Analysis of plantations in Riau Province, Indonesia, suggests that the majority of oil palm plantations are operating without permission from the Ministry and Environment and Forestry.
The NGO coalition Eyes on the Forest assessed a sample of plantations through desk-based research and field studies, and arrived at the conclusion that more than 100,000 hectares of forest and land had been exploited in “legally questionable” ways.
In a statement [Indonesian], Riko Kurniawan, Executive Director of WALHI Riau, a member of the coalition, said that it was “incredible to see” that many companies continued to operate, in spite of findings by a provincial parliamentary committee that hundreds of companies were acting illegally.
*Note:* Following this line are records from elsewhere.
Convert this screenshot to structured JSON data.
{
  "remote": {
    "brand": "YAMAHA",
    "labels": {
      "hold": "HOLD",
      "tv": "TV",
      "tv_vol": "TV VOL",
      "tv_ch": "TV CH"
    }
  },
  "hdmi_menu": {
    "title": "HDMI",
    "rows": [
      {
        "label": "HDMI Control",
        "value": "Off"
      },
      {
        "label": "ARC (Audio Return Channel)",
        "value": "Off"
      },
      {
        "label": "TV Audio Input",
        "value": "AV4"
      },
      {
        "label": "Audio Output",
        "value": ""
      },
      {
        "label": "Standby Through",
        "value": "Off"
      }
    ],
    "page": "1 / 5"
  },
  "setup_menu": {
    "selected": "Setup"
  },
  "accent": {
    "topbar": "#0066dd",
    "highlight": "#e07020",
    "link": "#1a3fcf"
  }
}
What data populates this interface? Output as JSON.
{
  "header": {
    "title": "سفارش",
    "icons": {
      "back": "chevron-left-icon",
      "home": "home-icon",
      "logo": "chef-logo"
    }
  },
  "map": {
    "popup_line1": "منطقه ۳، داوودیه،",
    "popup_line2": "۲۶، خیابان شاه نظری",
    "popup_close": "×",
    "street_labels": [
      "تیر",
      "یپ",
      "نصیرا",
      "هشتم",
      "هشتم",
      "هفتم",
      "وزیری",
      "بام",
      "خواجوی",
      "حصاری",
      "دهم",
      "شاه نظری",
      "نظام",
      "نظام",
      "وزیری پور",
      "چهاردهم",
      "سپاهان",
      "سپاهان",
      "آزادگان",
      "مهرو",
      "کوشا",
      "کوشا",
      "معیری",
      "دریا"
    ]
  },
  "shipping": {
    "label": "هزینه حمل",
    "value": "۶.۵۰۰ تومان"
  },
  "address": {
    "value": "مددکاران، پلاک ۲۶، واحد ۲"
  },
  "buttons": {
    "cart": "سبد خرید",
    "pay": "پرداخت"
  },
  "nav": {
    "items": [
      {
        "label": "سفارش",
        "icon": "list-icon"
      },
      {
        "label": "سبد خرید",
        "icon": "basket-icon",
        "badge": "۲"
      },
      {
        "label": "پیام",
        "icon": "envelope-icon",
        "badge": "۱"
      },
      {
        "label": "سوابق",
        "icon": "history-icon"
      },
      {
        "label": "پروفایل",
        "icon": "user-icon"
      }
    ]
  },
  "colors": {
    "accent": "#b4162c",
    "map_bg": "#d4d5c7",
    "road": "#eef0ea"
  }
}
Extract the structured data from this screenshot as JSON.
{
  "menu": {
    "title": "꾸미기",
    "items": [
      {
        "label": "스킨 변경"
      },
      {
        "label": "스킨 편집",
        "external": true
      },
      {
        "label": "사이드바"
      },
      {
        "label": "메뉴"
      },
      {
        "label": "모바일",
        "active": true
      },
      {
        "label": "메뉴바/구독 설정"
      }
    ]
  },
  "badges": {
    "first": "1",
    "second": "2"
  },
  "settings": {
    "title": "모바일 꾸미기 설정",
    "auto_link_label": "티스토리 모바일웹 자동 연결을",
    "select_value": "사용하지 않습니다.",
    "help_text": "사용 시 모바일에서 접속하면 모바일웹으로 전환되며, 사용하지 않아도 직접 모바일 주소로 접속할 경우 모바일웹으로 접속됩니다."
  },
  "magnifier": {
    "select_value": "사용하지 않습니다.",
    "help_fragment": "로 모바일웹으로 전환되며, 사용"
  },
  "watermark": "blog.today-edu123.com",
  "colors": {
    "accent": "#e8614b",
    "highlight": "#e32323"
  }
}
The coalition has called on the Ministry to cancel a decree, issued in 2014, that it says has retrospectively legalised companies that had occupied the “forest zone” illegally, by changing the designation of areas that had been encroached upon by plantations.
“This cannot be allowed,” said Riko. “We ask the Ministry of Environment and Forestry to investigate this corrupt practice, and cancel the Ministerial Decree.”
The coalition has urged the Ministry and Corruption Eradication Commission to prosecute companies operating illegally, and also urged the National Land Agency to conduct an evaluation of concessions issued by the District Land Office in forest areas.
Eyes on the Forest’s analysis suggests that several major plantation companies with advanced sustainability policies, and palm oil entering global trade, are among those violating the law in Riau.